A tropical low off the northwest coast is likely to develop into a cyclone late on Sunday or early on Monday, the Australian Bureau of Meteorology's Perth-based Tropical Cyclone Warning Center said in an update issued at 11:29 a.m. local time on Sunday.
The system will continue to intensify on Monday "and there is a high risk that it will cross the coast as a severe tropical cyclone on Tuesday or Wednesday," the bureau said.
ANZ warned in a daily market report on Friday that"potential weather-related disruptions" affecting the Pilbara and its iron ore export terminals may support iron ore prices. "The biggest problem is if there's any lasting damage to port or rail infrastructure," said Nick Trevethan, ANZ's senior commodity strategist. "That will have far more significant implications."
The potential destructive power of the current cyclone -which forecasters say could build into a Category 3 system as early as Tuesday- may be far worse than last month's Category 1 storm (the weakest on a scale of one to five), which still forced the shutdown of all three iron ore export terminals.
"Category 1 shut all three ports and contributed to a 9 percent drop in exports for January," said Jonathan Barratt, chief executive of Barratt's Bulletin, a commodity markets newsletter in Sydney.
"Shutting down for 3 days plus could affect upwards of 20 percent of supply for the month and see spot prices higher," he told CNBC on Friday.
Likely to bear the brunt of the cyclone's force are Port Hedland, which handles about a fifth of the world's seaborne-traded iron ore and is used by BHP Billiton, Fortescue Metals Group and Atlas Iron, and the ports of Dampier and Cape Lambert, about 200 kilometers (124 miles) south of Port Hedland, used by Australia's biggest iron ore miner Rio Tinto.

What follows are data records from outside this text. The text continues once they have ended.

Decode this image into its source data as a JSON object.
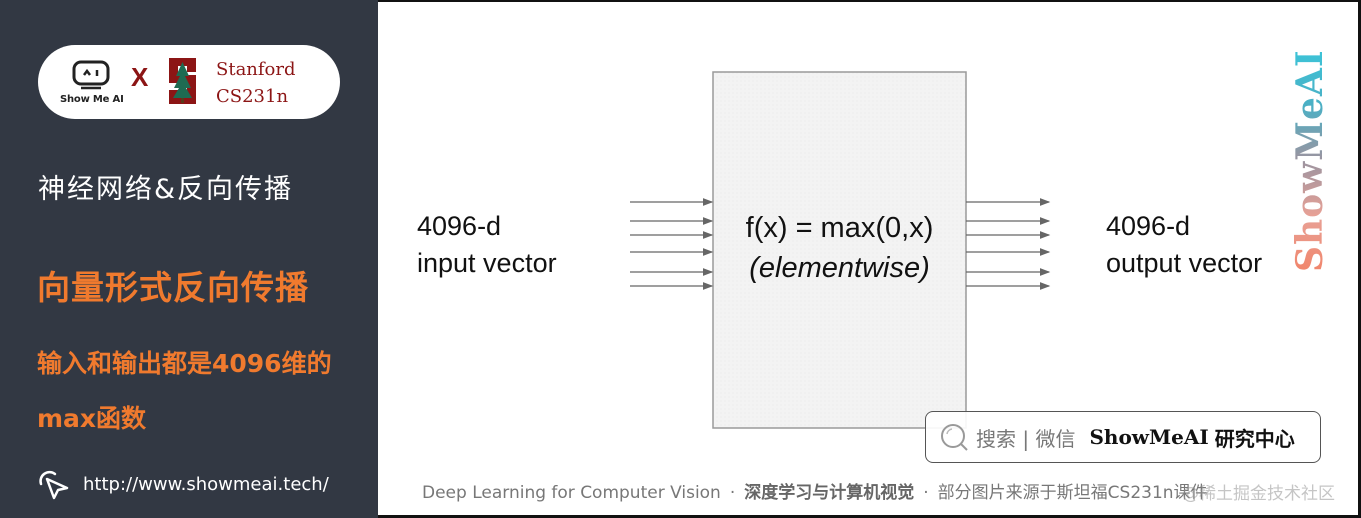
{
  "sidebar": {
    "logo": {
      "showmeai_label": "Show Me AI",
      "cross": "X",
      "partner_line1": "Stanford",
      "partner_line2": "CS231n"
    },
    "subtitle": "神经网络&反向传播",
    "title": "向量形式反向传播",
    "description": "输入和输出都是4096维的max函数",
    "link": "http://www.showmeai.tech/"
  },
  "diagram": {
    "input_label_line1": "4096-d",
    "input_label_line2": "input vector",
    "function_line1": "f(x) = max(0,x)",
    "function_line2": "(elementwise)",
    "output_label_line1": "4096-d",
    "output_label_line2": "output vector",
    "input_arrow_count": 6,
    "output_arrow_count": 6
  },
  "watermark": "ShowMeAI",
  "search": {
    "hint": "搜索 | 微信",
    "brand": "ShowMeAI",
    "brand_suffix": "研究中心"
  },
  "footer": {
    "course_en": "Deep Learning for Computer Vision",
    "separator": "·",
    "course_cn": "深度学习与计算机视觉",
    "credit": "部分图片来源于斯坦福CS231n课件",
    "overlay_watermark": "@稀土掘金技术社区"
  },
  "colors": {
    "sidebar_bg": "#323843",
    "accent_orange": "#f07a2e",
    "stanford_red": "#8c1515",
    "box_fill": "#f2f2f2",
    "arrow": "#666666"
  }
}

"I checked forecasts for Port Headland and an extensive period of wet will last for a few days and up to two weeks and will affect exports of iron ore," Barratt said.
'Cyclone Alley'
The Pilbara region ships nearly half of the world's seaborne iron ore, mostly to China, Japan and South Korea. Australia's cyclone season runs from November to April and the region between Port Hedland and Dampier is known among mariners as "cyclone alley." At least half a dozen storms form there each season.
"This is the quarter where iron ore production typically gets impacted by weather-related events, so it's not unusual," said Gavin Wendt, senior resources analyst at Mine Life in Sydney. "There could be more bad weather on the way for Queensland coal as well, so we could be looking at a repetition of ongoing supply issues there too."
When contacted by CNBC on Friday, BHP Billiton said the miner was not able to say whether it was shutting operations as a precautionary measure. A spokesman for Rio Tinto told CNBC on Friday that the firm was "monitoring at this stage" the weather developments.
"We always take a conservative approach to managing our operations in extreme weather situations," BHP said in an email to CNBC. "We monitor all cyclone activity closely and shut in operations if we believe that is the safest course of action. We do not intend to give a daily update on the status of all our operations, but if there is any material impact on our production, we will report it in our quarterly production report."
The benchmark import price of 62 percent iron ore fines at China's Tianjin on Wednesday hit $158.90 a ton, the highest since mid-October 2011. The steel-making ingredient has been boosted by restocking by Chinese steelmakers - responsible for more than 60 percent of global consumption- and a draw down of inventory at the country's ports, the website Mining.com reported on Feb. 20.